Julio Caballero, fisioterapeuta y Doctor en Biomedicina y Ciencias de la Salud.No se trata solo de jet lag. No hace falta cruzar medio planeta ni cambiar radicalmente de huso horario para que el cuerpo lo note. El problema también está en las horas sin moverse, en la rigidez muscular y en una recuperación que deja de ser ideal. Viajar durante varias semanas implica pasar muchas horas sentado. Eso reduce la movilidad de las piernas, empeora el retorno venoso y favorece la rigidez muscular.

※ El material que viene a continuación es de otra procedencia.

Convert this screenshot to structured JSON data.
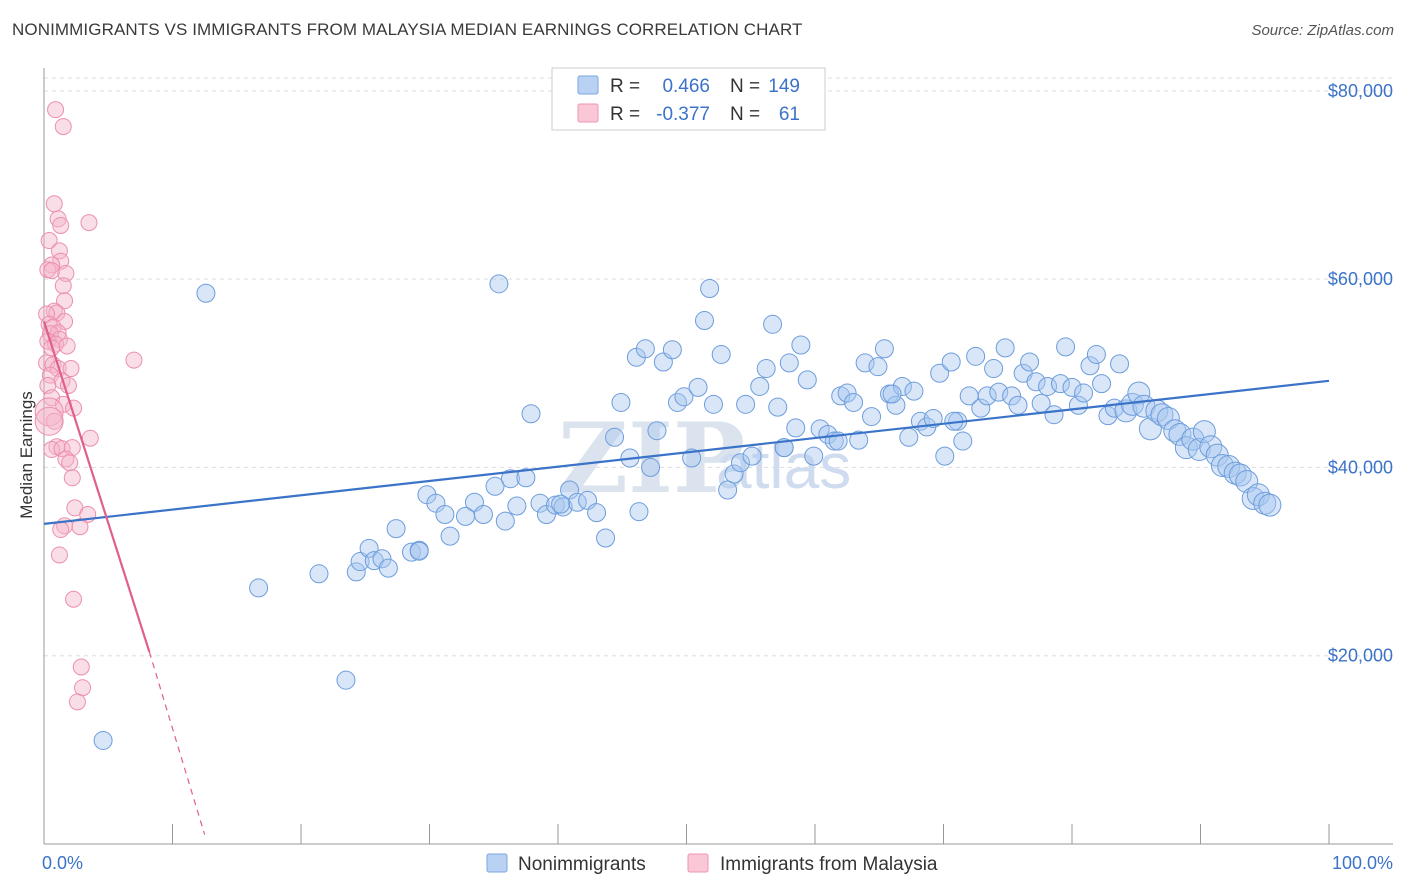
{
  "title": "NONIMMIGRANTS VS IMMIGRANTS FROM MALAYSIA MEDIAN EARNINGS CORRELATION CHART",
  "source": "Source: ZipAtlas.com",
  "watermark": {
    "zip": "ZIP",
    "atlas": "atlas"
  },
  "colors": {
    "blue": "#3b73c8",
    "blue_fill": "#a9c8f0",
    "pink": "#e0608a",
    "pink_fill": "#f5b6c9"
  },
  "legend": {
    "r_label": "R =",
    "n_label": "N =",
    "series1": {
      "r": "0.466",
      "n": "149"
    },
    "series2": {
      "r": "-0.377",
      "n": "61"
    }
  },
  "bottom_legend": {
    "series1": "Nonimmigrants",
    "series2": "Immigrants from Malaysia"
  },
  "chart_data": {
    "type": "scatter",
    "title": "NONIMMIGRANTS VS IMMIGRANTS FROM MALAYSIA MEDIAN EARNINGS CORRELATION CHART",
    "xlabel": "",
    "ylabel": "Median Earnings",
    "xlim": [
      0,
      100
    ],
    "ylim": [
      0,
      82000
    ],
    "x_tick_labels": {
      "left": "0.0%",
      "right": "100.0%"
    },
    "y_ticks": [
      {
        "value": 20000,
        "label": "$20,000"
      },
      {
        "value": 40000,
        "label": "$40,000"
      },
      {
        "value": 60000,
        "label": "$60,000"
      },
      {
        "value": 80000,
        "label": "$80,000"
      }
    ],
    "series": [
      {
        "name": "Nonimmigrants",
        "r": 0.466,
        "n": 149,
        "trend": {
          "x0": 0,
          "y0": 34000,
          "x1": 100,
          "y1": 49200
        },
        "points": [
          [
            4.6,
            11000
          ],
          [
            12.6,
            58500
          ],
          [
            16.7,
            27200
          ],
          [
            21.4,
            28700
          ],
          [
            23.5,
            17400
          ],
          [
            24.3,
            28900
          ],
          [
            24.6,
            30000
          ],
          [
            25.3,
            31400
          ],
          [
            25.7,
            30100
          ],
          [
            26.3,
            30300
          ],
          [
            26.8,
            29300
          ],
          [
            27.4,
            33500
          ],
          [
            28.6,
            31000
          ],
          [
            29.2,
            31200
          ],
          [
            29.8,
            37100
          ],
          [
            30.5,
            36200
          ],
          [
            31.2,
            35000
          ],
          [
            31.6,
            32700
          ],
          [
            32.8,
            34800
          ],
          [
            33.5,
            36300
          ],
          [
            34.2,
            35000
          ],
          [
            35.1,
            38000
          ],
          [
            35.4,
            59500
          ],
          [
            35.9,
            34300
          ],
          [
            36.3,
            38800
          ],
          [
            36.8,
            35900
          ],
          [
            37.5,
            38900
          ],
          [
            37.9,
            45700
          ],
          [
            38.6,
            36200
          ],
          [
            39.1,
            35000
          ],
          [
            39.8,
            36000
          ],
          [
            40.4,
            35800
          ],
          [
            40.9,
            37600
          ],
          [
            41.5,
            36300
          ],
          [
            42.3,
            36500
          ],
          [
            43.0,
            35200
          ],
          [
            43.7,
            32500
          ],
          [
            44.4,
            43200
          ],
          [
            44.9,
            46900
          ],
          [
            45.6,
            41000
          ],
          [
            46.1,
            51700
          ],
          [
            46.8,
            52600
          ],
          [
            47.2,
            40000
          ],
          [
            47.7,
            43900
          ],
          [
            48.2,
            51200
          ],
          [
            48.9,
            52500
          ],
          [
            49.3,
            46900
          ],
          [
            49.8,
            47500
          ],
          [
            50.4,
            41000
          ],
          [
            50.9,
            48500
          ],
          [
            51.4,
            55600
          ],
          [
            51.8,
            59000
          ],
          [
            52.1,
            46700
          ],
          [
            52.7,
            52000
          ],
          [
            53.2,
            37600
          ],
          [
            53.7,
            39300
          ],
          [
            54.2,
            40500
          ],
          [
            54.6,
            46700
          ],
          [
            55.1,
            41200
          ],
          [
            55.7,
            48600
          ],
          [
            56.2,
            50500
          ],
          [
            56.7,
            55200
          ],
          [
            57.1,
            46400
          ],
          [
            57.6,
            42100
          ],
          [
            58.0,
            51100
          ],
          [
            58.5,
            44200
          ],
          [
            58.9,
            53000
          ],
          [
            59.4,
            49300
          ],
          [
            59.9,
            41200
          ],
          [
            60.4,
            44100
          ],
          [
            61.0,
            43500
          ],
          [
            61.5,
            42800
          ],
          [
            62.0,
            47600
          ],
          [
            62.5,
            47900
          ],
          [
            63.0,
            46900
          ],
          [
            63.4,
            42900
          ],
          [
            63.9,
            51100
          ],
          [
            64.4,
            45400
          ],
          [
            64.9,
            50700
          ],
          [
            65.4,
            52600
          ],
          [
            65.8,
            47800
          ],
          [
            66.3,
            46600
          ],
          [
            66.8,
            48600
          ],
          [
            67.3,
            43200
          ],
          [
            67.7,
            48100
          ],
          [
            68.2,
            44900
          ],
          [
            68.7,
            44300
          ],
          [
            69.2,
            45200
          ],
          [
            69.7,
            50000
          ],
          [
            70.1,
            41200
          ],
          [
            70.6,
            51200
          ],
          [
            71.1,
            44900
          ],
          [
            71.5,
            42800
          ],
          [
            72.0,
            47600
          ],
          [
            72.5,
            51800
          ],
          [
            72.9,
            46300
          ],
          [
            73.4,
            47600
          ],
          [
            73.9,
            50500
          ],
          [
            74.3,
            48000
          ],
          [
            74.8,
            52700
          ],
          [
            75.3,
            47600
          ],
          [
            75.8,
            46600
          ],
          [
            76.2,
            50000
          ],
          [
            76.7,
            51200
          ],
          [
            77.2,
            49100
          ],
          [
            77.6,
            46800
          ],
          [
            78.1,
            48600
          ],
          [
            78.6,
            45600
          ],
          [
            79.1,
            48900
          ],
          [
            79.5,
            52800
          ],
          [
            80.0,
            48500
          ],
          [
            80.5,
            46600
          ],
          [
            80.9,
            47900
          ],
          [
            81.4,
            50800
          ],
          [
            81.9,
            52000
          ],
          [
            82.3,
            48900
          ],
          [
            82.8,
            45500
          ],
          [
            83.3,
            46300
          ],
          [
            83.7,
            51000
          ],
          [
            84.2,
            46000
          ],
          [
            84.7,
            46700
          ],
          [
            85.2,
            47900
          ],
          [
            85.6,
            46500
          ],
          [
            86.1,
            44100
          ],
          [
            86.6,
            46000
          ],
          [
            87.0,
            45600
          ],
          [
            87.5,
            45200
          ],
          [
            88.0,
            43900
          ],
          [
            88.4,
            43500
          ],
          [
            88.9,
            42100
          ],
          [
            89.4,
            43000
          ],
          [
            89.9,
            41900
          ],
          [
            90.3,
            43800
          ],
          [
            90.8,
            42200
          ],
          [
            91.3,
            41300
          ],
          [
            91.7,
            40200
          ],
          [
            92.2,
            40100
          ],
          [
            92.7,
            39400
          ],
          [
            93.1,
            39200
          ],
          [
            93.6,
            38500
          ],
          [
            94.1,
            36700
          ],
          [
            94.5,
            37100
          ],
          [
            95.0,
            36200
          ],
          [
            95.4,
            36000
          ],
          [
            29.2,
            31100
          ],
          [
            40.2,
            36100
          ],
          [
            46.3,
            35300
          ],
          [
            57.6,
            42100
          ],
          [
            61.8,
            42800
          ],
          [
            66.0,
            47800
          ],
          [
            70.8,
            44900
          ]
        ]
      },
      {
        "name": "Immigrants from Malaysia",
        "r": -0.377,
        "n": 61,
        "trend": {
          "x0": 0,
          "y0": 55500,
          "x1": 8.2,
          "y1": 20400,
          "dash_x1": 12.5,
          "dash_y1": 1000
        },
        "points": [
          [
            0.9,
            78000
          ],
          [
            1.5,
            76200
          ],
          [
            0.8,
            68000
          ],
          [
            1.1,
            66400
          ],
          [
            1.3,
            65700
          ],
          [
            3.5,
            66000
          ],
          [
            0.4,
            64100
          ],
          [
            1.2,
            63000
          ],
          [
            1.3,
            61900
          ],
          [
            0.6,
            61500
          ],
          [
            0.3,
            61000
          ],
          [
            0.6,
            60900
          ],
          [
            1.7,
            60600
          ],
          [
            1.5,
            59300
          ],
          [
            1.6,
            57700
          ],
          [
            0.8,
            56600
          ],
          [
            1.0,
            56400
          ],
          [
            0.2,
            56300
          ],
          [
            1.6,
            55500
          ],
          [
            0.4,
            55200
          ],
          [
            0.7,
            54900
          ],
          [
            1.1,
            54300
          ],
          [
            0.5,
            54200
          ],
          [
            1.2,
            53600
          ],
          [
            0.3,
            53400
          ],
          [
            0.9,
            53100
          ],
          [
            1.8,
            52900
          ],
          [
            0.6,
            52700
          ],
          [
            0.2,
            51100
          ],
          [
            0.7,
            50900
          ],
          [
            1.1,
            50500
          ],
          [
            2.1,
            50500
          ],
          [
            0.5,
            49800
          ],
          [
            1.4,
            49200
          ],
          [
            0.3,
            48700
          ],
          [
            1.9,
            48700
          ],
          [
            7.0,
            51400
          ],
          [
            0.6,
            47400
          ],
          [
            1.5,
            46700
          ],
          [
            2.3,
            46300
          ],
          [
            0.4,
            45900
          ],
          [
            0.8,
            44900
          ],
          [
            3.6,
            43100
          ],
          [
            1.0,
            42200
          ],
          [
            0.6,
            41900
          ],
          [
            1.4,
            42000
          ],
          [
            2.2,
            42100
          ],
          [
            1.7,
            40900
          ],
          [
            2.0,
            40500
          ],
          [
            2.2,
            38900
          ],
          [
            2.4,
            35700
          ],
          [
            3.4,
            35000
          ],
          [
            1.6,
            33800
          ],
          [
            2.8,
            33700
          ],
          [
            1.3,
            33400
          ],
          [
            1.2,
            30700
          ],
          [
            2.3,
            26000
          ],
          [
            2.9,
            18800
          ],
          [
            3.0,
            16600
          ],
          [
            2.6,
            15100
          ],
          [
            0.4,
            44900
          ]
        ]
      }
    ]
  }
}
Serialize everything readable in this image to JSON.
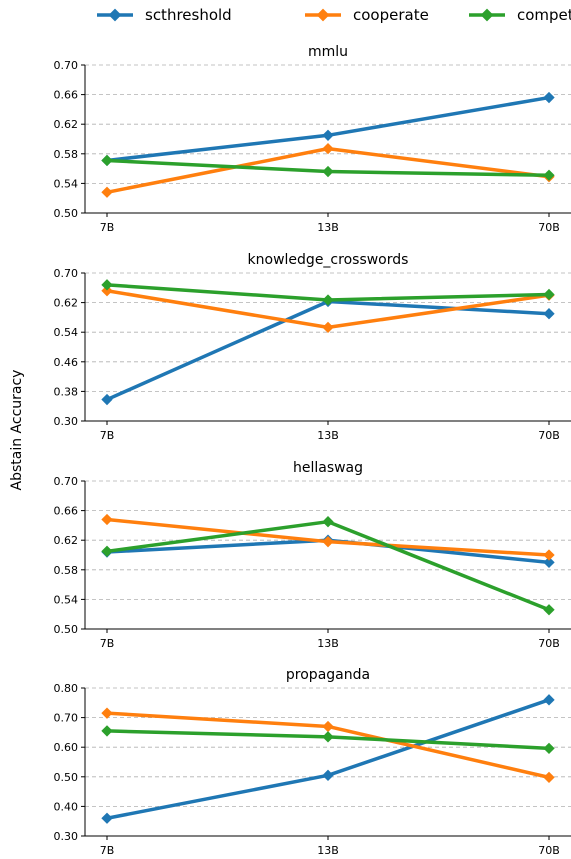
{
  "figure": {
    "ylabel": "Abstain Accuracy"
  },
  "legend": [
    {
      "name": "scthreshold",
      "color": "#1f77b4"
    },
    {
      "name": "cooperate",
      "color": "#ff7f0e"
    },
    {
      "name": "compete",
      "color": "#2ca02c"
    }
  ],
  "chart_data": [
    {
      "type": "line",
      "title": "mmlu",
      "categories": [
        "7B",
        "13B",
        "70B"
      ],
      "ylim": [
        0.5,
        0.7
      ],
      "yticks": [
        "0.50",
        "0.54",
        "0.58",
        "0.62",
        "0.66",
        "0.70"
      ],
      "grid": "y-dashed",
      "series": [
        {
          "name": "scthreshold",
          "color": "#1f77b4",
          "values": [
            0.571,
            0.605,
            0.656
          ]
        },
        {
          "name": "cooperate",
          "color": "#ff7f0e",
          "values": [
            0.528,
            0.587,
            0.549
          ]
        },
        {
          "name": "compete",
          "color": "#2ca02c",
          "values": [
            0.571,
            0.556,
            0.551
          ]
        }
      ]
    },
    {
      "type": "line",
      "title": "knowledge_crosswords",
      "categories": [
        "7B",
        "13B",
        "70B"
      ],
      "ylim": [
        0.3,
        0.7
      ],
      "yticks": [
        "0.30",
        "0.38",
        "0.46",
        "0.54",
        "0.62",
        "0.70"
      ],
      "grid": "y-dashed",
      "series": [
        {
          "name": "scthreshold",
          "color": "#1f77b4",
          "values": [
            0.358,
            0.623,
            0.59
          ]
        },
        {
          "name": "cooperate",
          "color": "#ff7f0e",
          "values": [
            0.652,
            0.553,
            0.64
          ]
        },
        {
          "name": "compete",
          "color": "#2ca02c",
          "values": [
            0.668,
            0.627,
            0.642
          ]
        }
      ]
    },
    {
      "type": "line",
      "title": "hellaswag",
      "categories": [
        "7B",
        "13B",
        "70B"
      ],
      "ylim": [
        0.5,
        0.7
      ],
      "yticks": [
        "0.50",
        "0.54",
        "0.58",
        "0.62",
        "0.66",
        "0.70"
      ],
      "grid": "y-dashed",
      "series": [
        {
          "name": "scthreshold",
          "color": "#1f77b4",
          "values": [
            0.604,
            0.62,
            0.59
          ]
        },
        {
          "name": "cooperate",
          "color": "#ff7f0e",
          "values": [
            0.648,
            0.618,
            0.6
          ]
        },
        {
          "name": "compete",
          "color": "#2ca02c",
          "values": [
            0.605,
            0.645,
            0.526
          ]
        }
      ]
    },
    {
      "type": "line",
      "title": "propaganda",
      "categories": [
        "7B",
        "13B",
        "70B"
      ],
      "ylim": [
        0.3,
        0.8
      ],
      "yticks": [
        "0.30",
        "0.40",
        "0.50",
        "0.60",
        "0.70",
        "0.80"
      ],
      "grid": "y-dashed",
      "series": [
        {
          "name": "scthreshold",
          "color": "#1f77b4",
          "values": [
            0.36,
            0.505,
            0.76
          ]
        },
        {
          "name": "cooperate",
          "color": "#ff7f0e",
          "values": [
            0.715,
            0.67,
            0.498
          ]
        },
        {
          "name": "compete",
          "color": "#2ca02c",
          "values": [
            0.655,
            0.635,
            0.596
          ]
        }
      ]
    }
  ]
}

Traducido al fútbol: el cuerpo puede llegar menos preparado para tolerar esfuerzos explosivos, cambios de ritmo, frenadas, saltos o sprints. Justo lo que decide una eliminatoria.
Así se prepara un vuelo mundialista
“El viaje puede actuar como factor de riesgo lesional al disminuir la capacidad neuromuscular y la recuperación muscular previa a la competición”, señala Caballero. No significa que un vuelo rompa a un futbolista. Significa que puede dejarlo en peores condiciones para soportar la carga de un partido de máxima exigencia. Ahí aparece una de las claves del análisis. “El viaje no provoca directamente una lesión, pero sí reduce la capacidad del tejido para tolerar la carga”.
Las lesiones que más preocupan en este contexto son las musculares sin contacto. Especialmente en los isquiosurales, con el bíceps femoral como uno de los músculos más afectados, y en el complejo tríceps sural, formado por gemelos y sóleo. También pueden aparecer problemas en cuádriceps y aductores. Zonas muy castigadas en futbolistas sometidos a esfuerzos de alta intensidad y recuperación incompleta.
Las estrategias de prevención que utilizo con los deportistas se centran en reducir el impacto de la sedestación prolongada y mantener la función de la cadena posterior
Julio Caballero
Por eso los cuerpos médicos trabajan antes, durante y después del vuelo para reducir el impacto de esas horas muertas que, en realidad, no tienen nada de inofensivas. “Las estrategias de prevención que utilizo con los deportistas se centran en reducir el impacto de la sedestación prolongada y mantener la función de la cadena posterior”, explica Caballero a MARCA.
Antes de viajar, se busca activar sin fatigar. Glúteo medio, isquiosurales, musculatura del pie, movilidad de cadera y tobillo. El objetivo no es cargar más al futbolista, sino mantener despierto el sistema neuromuscular. Durante el vuelo, la prioridad es evitar la inmovilidad: cambios posturales, pequeñas contracciones de la pantorrilla, hidratación adecuada y, en algunos casos, prendas de compresión para reducir el edema y la sensación de pesadez en las piernas.
Por eso la queja de Ecuador va más allá de una protesta puntual. Ha abierto una ventana a uno de los grandes problemas de este Mundial: “Hoy el viaje ya no se entiende como un simple desplazamiento, sino como parte de la competición y de la preparación del partido”, resume Caballero.